A: Okay. First, let’s get something clear.
When you hear on the news of a skydiving accident, the phrase that almost always gets tossed around is that the skydiver’s “parachute failed to open.” That phrase always makes experienced skydivers wince because it is practically statistically impossible that the parachute actually “failed to open.” What almost certainly did happen is that it opened in an unflyable configuration and the proper corrective steps weren’t taken. When a parachute fails to open in a way that the jumper can control back to earth, the jumper has to immediately go to a set of tried-and-true emergency procedures to right the situation. If not, there’s gonna be a problem.
What we’re really talking about here, then, is what might prevent the successful deployment of a flyable parachute . That, as you might imagine, depends on three major factors: rigorous equipment maintenance, correct packing and flying in the correct body position when deployment procedures are initiated. You’ll certainly note that these factors are controllable .
At Skydive Perris, we proudly cleave to a set of strictly maintained standards which ensure that those boxes are checked. First, our parachuting equipment is top-quality across the board; secondly, we rigorously inspect and maintain it; thirdly, we only employ the finest professional tandem instructors in the sky.

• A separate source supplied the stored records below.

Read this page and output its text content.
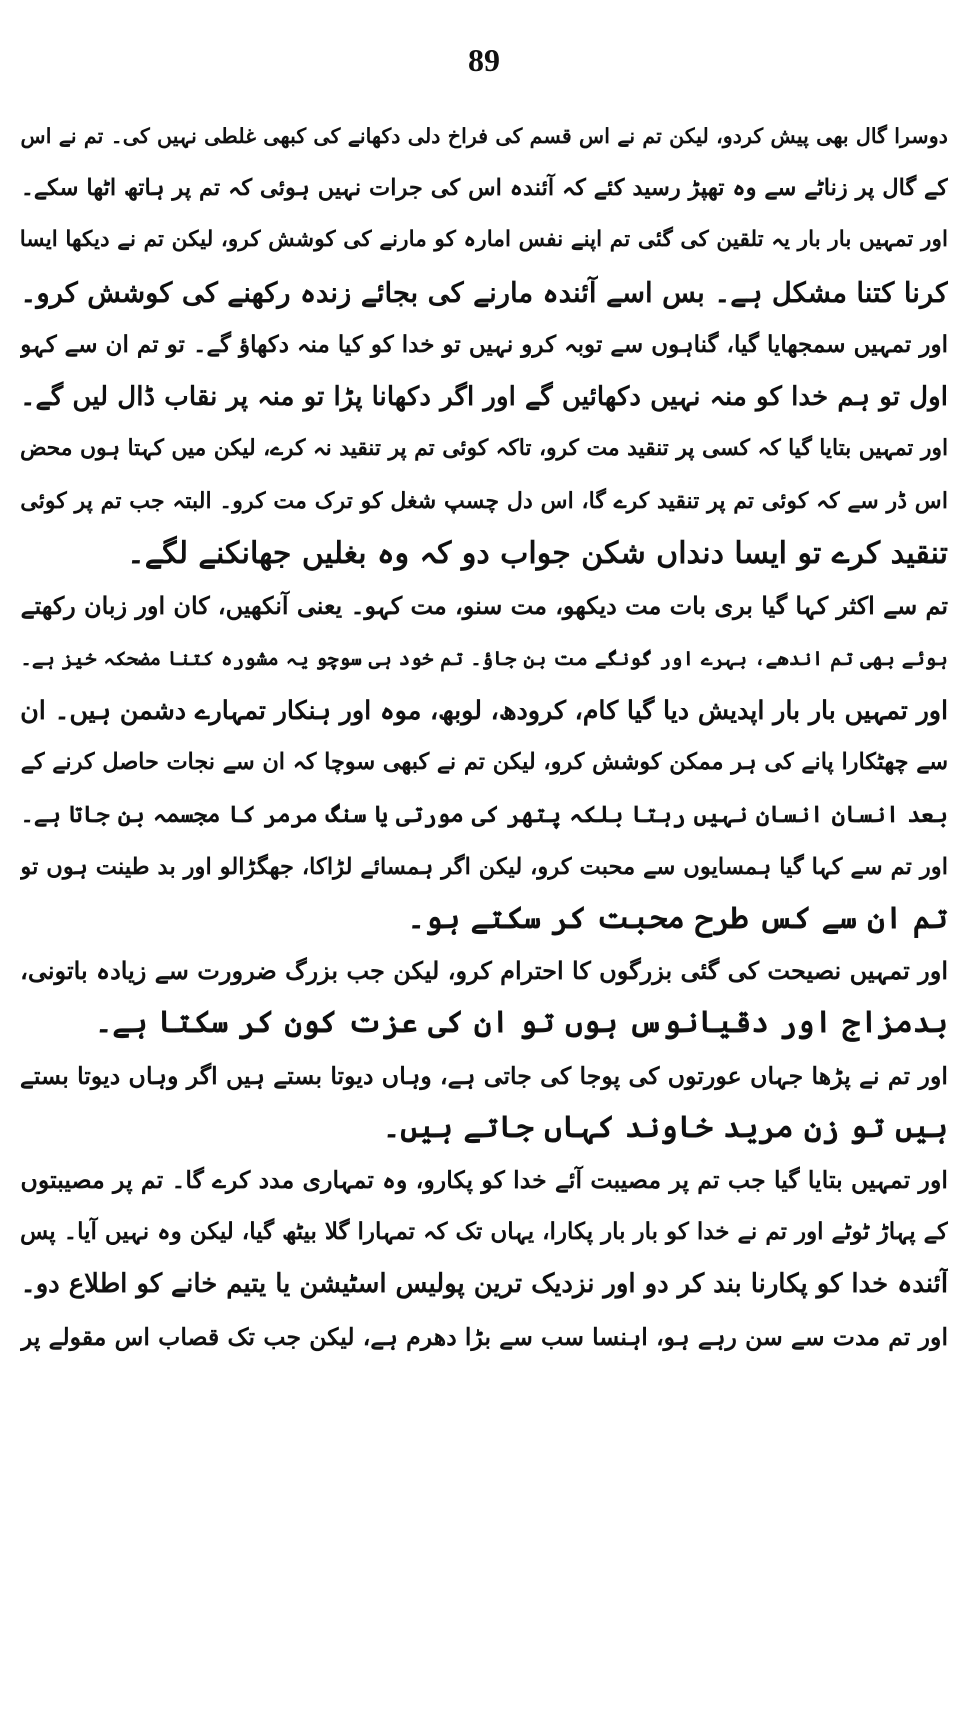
89
دوسرا گال بھی پیش کردو، لیکن تم نے اس قسم کی فراخ دلی دکھانے کی کبھی غلطی نہیں کی۔ تم نے اس
کے گال پر زناٹے سے وہ تھپڑ رسید کئے کہ آئندہ اس کی جرات نہیں ہوئی کہ تم پر ہاتھ اٹھا سکے۔
اور تمہیں بار بار یہ تلقین کی گئی تم اپنے نفس امارہ کو مارنے کی کوشش کرو، لیکن تم نے دیکھا ایسا
کرنا کتنا مشکل ہے۔ بس اسے آئندہ مارنے کی بجائے زندہ رکھنے کی کوشش کرو۔
اور تمہیں سمجھایا گیا، گناہوں سے توبہ کرو نہیں تو خدا کو کیا منہ دکھاؤ گے۔ تو تم ان سے کہو
اول تو ہم خدا کو منہ نہیں دکھائیں گے اور اگر دکھانا پڑا تو منہ پر نقاب ڈال لیں گے۔
اور تمہیں بتایا گیا کہ کسی پر تنقید مت کرو، تاکہ کوئی تم پر تنقید نہ کرے، لیکن میں کہتا ہوں محض
اس ڈر سے کہ کوئی تم پر تنقید کرے گا، اس دل چسپ شغل کو ترک مت کرو۔ البتہ جب تم پر کوئی
تنقید کرے تو ایسا دنداں شکن جواب دو کہ وہ بغلیں جھانکنے لگے۔
تم سے اکثر کہا گیا بری بات مت دیکھو، مت سنو، مت کہو۔ یعنی آنکھیں، کان اور زبان رکھتے
ہوئے بھی تم اندھے، بہرے اور گونگے مت بن جاؤ۔ تم خود ہی سوچو یہ مشورہ کتنا مضحکہ خیز ہے۔
اور تمہیں بار بار اپدیش دیا گیا کام، کرودھ، لوبھ، موہ اور ہنکار تمہارے دشمن ہیں۔ ان
سے چھٹکارا پانے کی ہر ممکن کوشش کرو، لیکن تم نے کبھی سوچا کہ ان سے نجات حاصل کرنے کے
بعد انسان انسان نہیں رہتا بلکہ پتھر کی مورتی یا سنگ مرمر کا مجسمہ بن جاتا ہے۔
اور تم سے کہا گیا ہمسایوں سے محبت کرو، لیکن اگر ہمسائے لڑاکا، جھگڑالو اور بد طینت ہوں تو
تم ان سے کس طرح محبت کر سکتے ہو۔
اور تمہیں نصیحت کی گئی بزرگوں کا احترام کرو، لیکن جب بزرگ ضرورت سے زیادہ باتونی،
بدمزاج اور دقیانوس ہوں تو ان کی عزت کون کر سکتا ہے۔
اور تم نے پڑھا جہاں عورتوں کی پوجا کی جاتی ہے، وہاں دیوتا بستے ہیں اگر وہاں دیوتا بستے
ہیں تو زن مرید خاوند کہاں جاتے ہیں۔
اور تمہیں بتایا گیا جب تم پر مصیبت آئے خدا کو پکارو، وہ تمہاری مدد کرے گا۔ تم پر مصیبتوں
کے پہاڑ ٹوٹے اور تم نے خدا کو بار بار پکارا، یہاں تک کہ تمہارا گلا بیٹھ گیا، لیکن وہ نہیں آیا۔ پس
آئندہ خدا کو پکارنا بند کر دو اور نزدیک ترین پولیس اسٹیشن یا یتیم خانے کو اطلاع دو۔
اور تم مدت سے سن رہے ہو، اہنسا سب سے بڑا دھرم ہے، لیکن جب تک قصاب اس مقولے پر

Q: What will happen if your parachute fails to open?
A: Of course, skydiving does carry a risk. You know that already. When destiny decides to toss a totally statistically unlikely scenario into our plans, we go straight to Plan B. Every tandem skydiving parachute has a backup parachute waiting in the wings. Interesting fact: the backup parachute is hooked up to a system that deploys it automatically in the one-in-a-million scenario that nobody lifts a finger to get it out.
Usually, though, reserve deployment is a manual procedure. When a parachute opens in a non-flyable configuration, we get rid of it. With the flick of a wrist, the reserve parachute “rides” the swiftly disappearing main parachute to a quick, on-heading opening. The process is so quick and seamless that the tandem skydiving students that experience a reserve ride don’t even know it happened. That said: Want to know what to do if your parachute doesn’t open? See if you can figure out that it didn’t!
Q: Should I worry about a skydiving parachute malfunction?
A: Worry? Um…no.
Tandem skydiving accidents are incredibly rare. That’s by careful design. Tandem skydiving is, overwhelmingly, the method we use in the skydiving industry to introduce new jumpers to our sport, and it’s vital that we keep that introduction a sweet one. Your tandem skydiving instructor is the product of extensive training in skydiving safety procedures. S/he is ready to deal with any situation that might arise.
The skydiving safety statistics numbers are clear that the safety of skydiving is at a higher standard now than it has ever been. Fun fact: It’s far safer to go ahead and take that skydive than it is to drive to the dropzone ! Try that one on for size.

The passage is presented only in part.